Transitioning to Agile/Scrum from PMBOK – Quality management

One of the key advantages of agile is the early detection of defects, which drastically reduces the rework cost. If a defect is detected and rectified within the phase of defect injection. The defect correction cost increases exponentially as the lag between defect detection and defect injection increases. Since the sprint culminates in a demonstrable piece of functionality, the defect leakage reduces, hence reduction of rework.

All agile frameworks including scrum is based on iterations, and have elements of test driven development imbibed into in one form or other. In Scrum, the acceptance tests for the features to be developed during the sprint are written upfront and are captured as part of user stories. That leads to our discussions towards user stories. User stories are one or two page narration of the feature to be developed and consists of;

  • The product backlog entry for which the user story is developed
  • The narration of the feature to be developed
  • Conversations that happen during planning and development
  • Acceptance tests

The development teams job is to develop the feature, which will make the defined acceptance tests for the feature redundant. If I have to draw a parallel between the product backlog entry and the user story, it will be to work package to WBS dictionary.
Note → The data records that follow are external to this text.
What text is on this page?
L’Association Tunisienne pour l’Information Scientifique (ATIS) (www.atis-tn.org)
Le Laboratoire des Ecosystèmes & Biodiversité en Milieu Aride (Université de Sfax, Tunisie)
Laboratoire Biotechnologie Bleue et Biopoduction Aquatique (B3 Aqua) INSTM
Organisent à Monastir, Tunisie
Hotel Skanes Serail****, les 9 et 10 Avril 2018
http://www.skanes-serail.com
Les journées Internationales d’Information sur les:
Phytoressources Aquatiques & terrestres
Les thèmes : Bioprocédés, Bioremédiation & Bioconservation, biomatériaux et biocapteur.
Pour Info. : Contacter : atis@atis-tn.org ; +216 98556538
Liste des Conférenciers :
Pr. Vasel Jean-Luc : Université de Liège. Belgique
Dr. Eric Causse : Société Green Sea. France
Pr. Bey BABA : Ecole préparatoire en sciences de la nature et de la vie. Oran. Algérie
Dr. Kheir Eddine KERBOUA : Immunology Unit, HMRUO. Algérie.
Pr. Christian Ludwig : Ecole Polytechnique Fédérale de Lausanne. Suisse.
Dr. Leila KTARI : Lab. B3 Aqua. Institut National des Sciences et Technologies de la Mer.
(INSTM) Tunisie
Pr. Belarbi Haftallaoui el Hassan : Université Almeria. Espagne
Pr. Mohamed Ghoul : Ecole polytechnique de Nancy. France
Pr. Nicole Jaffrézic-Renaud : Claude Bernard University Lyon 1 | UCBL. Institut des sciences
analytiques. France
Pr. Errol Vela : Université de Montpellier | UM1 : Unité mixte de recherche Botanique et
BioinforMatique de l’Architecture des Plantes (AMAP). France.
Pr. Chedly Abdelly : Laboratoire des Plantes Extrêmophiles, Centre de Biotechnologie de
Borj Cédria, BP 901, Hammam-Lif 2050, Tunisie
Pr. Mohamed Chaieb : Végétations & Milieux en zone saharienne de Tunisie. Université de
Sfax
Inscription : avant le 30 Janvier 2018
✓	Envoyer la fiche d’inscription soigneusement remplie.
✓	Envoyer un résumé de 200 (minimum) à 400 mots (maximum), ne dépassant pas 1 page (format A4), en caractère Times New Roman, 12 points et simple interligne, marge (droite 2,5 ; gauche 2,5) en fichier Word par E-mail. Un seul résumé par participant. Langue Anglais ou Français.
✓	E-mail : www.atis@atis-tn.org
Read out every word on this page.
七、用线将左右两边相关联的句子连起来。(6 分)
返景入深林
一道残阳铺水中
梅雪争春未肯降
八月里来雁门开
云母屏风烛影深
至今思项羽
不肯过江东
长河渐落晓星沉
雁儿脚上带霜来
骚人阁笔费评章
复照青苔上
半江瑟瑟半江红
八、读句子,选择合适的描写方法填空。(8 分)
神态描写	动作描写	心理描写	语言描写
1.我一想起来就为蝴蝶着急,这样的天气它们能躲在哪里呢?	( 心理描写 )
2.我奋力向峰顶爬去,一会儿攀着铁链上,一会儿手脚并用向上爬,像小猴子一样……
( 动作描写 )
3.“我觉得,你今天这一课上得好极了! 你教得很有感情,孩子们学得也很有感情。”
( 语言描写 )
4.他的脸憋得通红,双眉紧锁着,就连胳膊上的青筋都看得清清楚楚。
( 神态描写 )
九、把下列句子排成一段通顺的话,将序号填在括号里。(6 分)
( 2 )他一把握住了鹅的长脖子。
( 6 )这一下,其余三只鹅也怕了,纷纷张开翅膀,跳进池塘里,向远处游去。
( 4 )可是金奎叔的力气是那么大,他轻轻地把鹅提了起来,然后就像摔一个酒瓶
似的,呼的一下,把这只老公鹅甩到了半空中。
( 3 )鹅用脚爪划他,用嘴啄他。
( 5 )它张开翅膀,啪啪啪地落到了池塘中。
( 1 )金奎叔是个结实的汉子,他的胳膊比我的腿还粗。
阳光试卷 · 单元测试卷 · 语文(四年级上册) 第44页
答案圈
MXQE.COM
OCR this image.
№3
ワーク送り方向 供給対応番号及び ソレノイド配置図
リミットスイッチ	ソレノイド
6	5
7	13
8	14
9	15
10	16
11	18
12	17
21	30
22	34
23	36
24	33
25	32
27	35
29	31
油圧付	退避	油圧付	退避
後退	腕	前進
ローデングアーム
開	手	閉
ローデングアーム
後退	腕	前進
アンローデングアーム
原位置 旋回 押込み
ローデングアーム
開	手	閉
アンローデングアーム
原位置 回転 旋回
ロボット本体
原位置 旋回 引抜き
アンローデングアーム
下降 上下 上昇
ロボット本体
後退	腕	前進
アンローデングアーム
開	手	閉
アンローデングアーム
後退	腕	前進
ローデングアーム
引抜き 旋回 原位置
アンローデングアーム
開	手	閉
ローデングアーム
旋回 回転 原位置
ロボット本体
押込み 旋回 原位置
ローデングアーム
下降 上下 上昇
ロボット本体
Continuous refactoring of the code is another aspect of building quality into the product in agile. The code, even if it passes the acceptance tests, gets refactored continuously, resulting in contunuous improvement of the code. Apart from these two unique aspects of agile, all other conventional QA activities are also performed as part of engineering.  Daily integration of work, and the execution of the sanity tests are another aspect of QA within agile teams. As a blanket criteria well understood definition of ‘Done” also plays a major role to achieve improved quality within agile teams.








Instead of independent testing concept, here the philosophy is to allow the programmer and the tester to work together in delivering working software, which will provide good value to the stakeholders. That calls for a paradigm shift.